# CO2 System Recommendation



## jrman83 (Jul 9, 2010)

I have a Red Sea Pro Deluxe system on one of my tanks and I guess it is adequate - does the job so far. In the market for one to put on one of my other tanks. Any particular system you prefer or do you piece parts together?

If you were going to buy a complete system, which one would you go with?


----------



## Big Dog (May 17, 2010)

Check Out Greenleafaquariums.com They sell sweet Co2 regulatores.


----------



## knownothingfishowner (Feb 22, 2010)

If you have a buddy or relative who's a machinist, welder or pipefitter - they always seem to have a bunch of CO2 stuff languishing around that they haven't used in ages. 
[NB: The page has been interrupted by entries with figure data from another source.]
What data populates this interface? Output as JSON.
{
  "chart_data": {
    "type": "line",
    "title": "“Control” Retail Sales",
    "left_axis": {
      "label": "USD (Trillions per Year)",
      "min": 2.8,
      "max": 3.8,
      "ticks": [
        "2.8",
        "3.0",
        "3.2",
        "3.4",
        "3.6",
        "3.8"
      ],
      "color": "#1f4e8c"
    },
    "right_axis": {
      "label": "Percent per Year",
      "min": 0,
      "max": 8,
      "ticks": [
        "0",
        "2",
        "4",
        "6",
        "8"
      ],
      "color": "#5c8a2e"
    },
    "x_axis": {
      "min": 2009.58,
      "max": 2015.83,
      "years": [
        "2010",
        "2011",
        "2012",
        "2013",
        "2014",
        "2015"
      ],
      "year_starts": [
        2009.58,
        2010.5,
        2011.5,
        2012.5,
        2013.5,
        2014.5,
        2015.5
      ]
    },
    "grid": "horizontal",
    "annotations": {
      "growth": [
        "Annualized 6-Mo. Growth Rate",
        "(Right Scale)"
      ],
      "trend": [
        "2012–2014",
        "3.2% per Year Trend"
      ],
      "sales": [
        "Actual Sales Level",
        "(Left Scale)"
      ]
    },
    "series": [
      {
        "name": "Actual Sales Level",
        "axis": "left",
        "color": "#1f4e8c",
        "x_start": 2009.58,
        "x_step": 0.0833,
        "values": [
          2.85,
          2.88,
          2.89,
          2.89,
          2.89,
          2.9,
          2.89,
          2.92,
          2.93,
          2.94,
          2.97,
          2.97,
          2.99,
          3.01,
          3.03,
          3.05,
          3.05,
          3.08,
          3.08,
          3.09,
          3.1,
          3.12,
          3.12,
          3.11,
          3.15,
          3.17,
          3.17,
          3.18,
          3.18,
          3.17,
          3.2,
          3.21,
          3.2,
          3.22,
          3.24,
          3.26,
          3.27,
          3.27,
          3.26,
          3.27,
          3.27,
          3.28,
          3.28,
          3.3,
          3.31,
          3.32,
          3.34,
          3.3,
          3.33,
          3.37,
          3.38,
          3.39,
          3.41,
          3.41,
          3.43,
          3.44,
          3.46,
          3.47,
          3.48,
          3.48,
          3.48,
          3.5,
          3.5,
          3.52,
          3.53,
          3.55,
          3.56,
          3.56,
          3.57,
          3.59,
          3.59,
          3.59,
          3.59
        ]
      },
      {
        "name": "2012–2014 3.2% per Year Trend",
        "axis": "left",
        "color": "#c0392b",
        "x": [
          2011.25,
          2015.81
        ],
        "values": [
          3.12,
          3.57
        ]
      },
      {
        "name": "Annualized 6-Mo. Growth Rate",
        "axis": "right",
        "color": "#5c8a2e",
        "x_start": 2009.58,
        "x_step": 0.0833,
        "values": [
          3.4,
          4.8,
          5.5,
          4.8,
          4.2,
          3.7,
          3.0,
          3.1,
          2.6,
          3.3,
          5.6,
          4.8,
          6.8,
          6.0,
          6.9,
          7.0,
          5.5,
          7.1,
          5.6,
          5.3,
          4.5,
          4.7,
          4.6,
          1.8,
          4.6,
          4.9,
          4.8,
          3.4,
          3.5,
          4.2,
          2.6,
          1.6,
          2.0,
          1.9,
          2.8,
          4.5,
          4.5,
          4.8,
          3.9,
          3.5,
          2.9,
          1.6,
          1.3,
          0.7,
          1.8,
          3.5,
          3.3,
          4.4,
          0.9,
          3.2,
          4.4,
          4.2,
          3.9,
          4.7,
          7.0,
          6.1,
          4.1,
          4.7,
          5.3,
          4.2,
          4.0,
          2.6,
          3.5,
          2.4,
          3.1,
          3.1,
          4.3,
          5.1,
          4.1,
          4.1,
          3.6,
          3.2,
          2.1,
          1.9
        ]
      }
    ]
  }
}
Maybe get lucky and have the guy tell you to "Get it the hell out of here!" 

Translation: It's free if you will take it.

Of course, this is the best case scenario. But, if possible to save some coin, by all means - use it!


----------



## Big Dog (May 17, 2010)

That is how I started out. Lot cheaper than buying new.


----------



## Cole (Aug 18, 2010)

If it's a smaller tank, you could always try a DIY with yeast. I just set one up a few days ago for under $10 and am very happy so far.


----------



## jrman83 (Jul 9, 2010)

This is for a 125g, DIY is not an option. I ended up buying a new fully automatic system.


----------



## NursePlaty (Feb 5, 2010)

*I use JBJ and the system is 3-4 yrs old. Works great with no complications. I hear Milwaukee is also a great system.

*


----------